Terry absconded from Sunnyside twice, in 1909 and 1914. Under Seacliff administrator Truby King, he seemed to recover slightly from his mental illness, and was allowed to produce more poetry, paint and undertake horticulture. Over time, he developed messianic religious delusions and later assaulted a doctor who attempted to administer an anti-typhoid injection in 1940, whereupon he was returned to solitary confinement. Terry died in 1952 from a stroke, aged 79.

==Posthumous interest==

There has been some posthumous interest in Terry's life and times, which has led to some poetry about his offending, and a biography in the late 1970s. Terry has received a capsule biography in the online Dictionary of New Zealand Biography, and a further section in the recently published Wild Cards: Eccentric Characters From New Zealand's Past (2006). Not all of this interest has been scholarly in tone, as the neofascist New Zealand Nationalist Workers Party republished copies of The Shadow for their anti-immigrant racist purposes in the eighties.

Terry and his trial in the Supreme Court feature in the early part of Alison Wong's novel, As the Earth Turns Silver, published by Penguin in 2009.

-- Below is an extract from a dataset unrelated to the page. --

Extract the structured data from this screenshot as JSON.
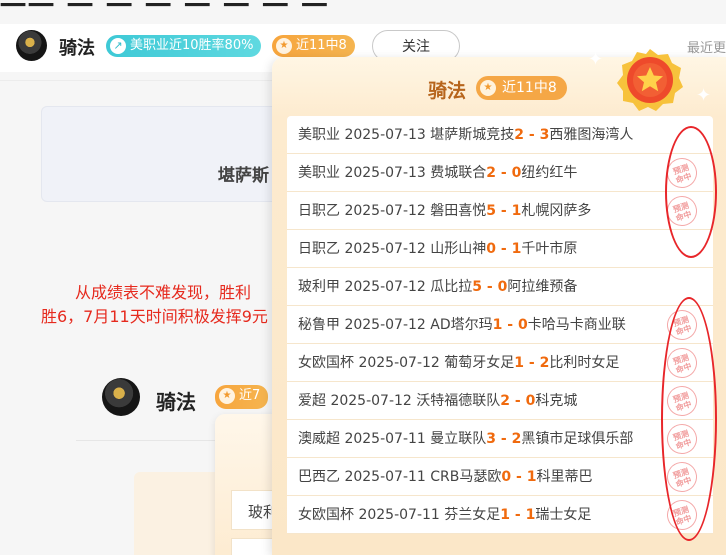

The story of Terry's victim, Joe Kum Yung, is told in How to Be Dead in a Year of Snakes, a book of poems by Wellington poet Chris Tse.

==Biography==

- Lionel Terry: The Shadow: Auckland: Wilson & Horton Printers: 1905.
- Lionel Terry: The Shadow: Lionel Terry and The Yellow Peril: Lower Hutt: Nationalist Workers Party: 1984.
- Lionel Terry: The Shadow: Lionel Terry and the Yellow Peril: Wellington: Realist Press: nd, 1984-1989?

Works About Terry:

- John Dunmore. "The Defender of Racial Purity: Lionel Terry" (p. 129-135) in Wild Cards: Eccentric Characters from New Zealand's Past. Auckland: New Holland. 2006. ISBN 1-86966-132-X
- Robert Solway. Murder at Thirteen Haining Street. Wellington: Stewart Lawrence. 1948.
- Frank Tod. The Making of A Madman. Dunedin: Otago Foundation. 1977.
- C.A.Treadwell. Notable New Zealand Trials. New Plymouth. 1936.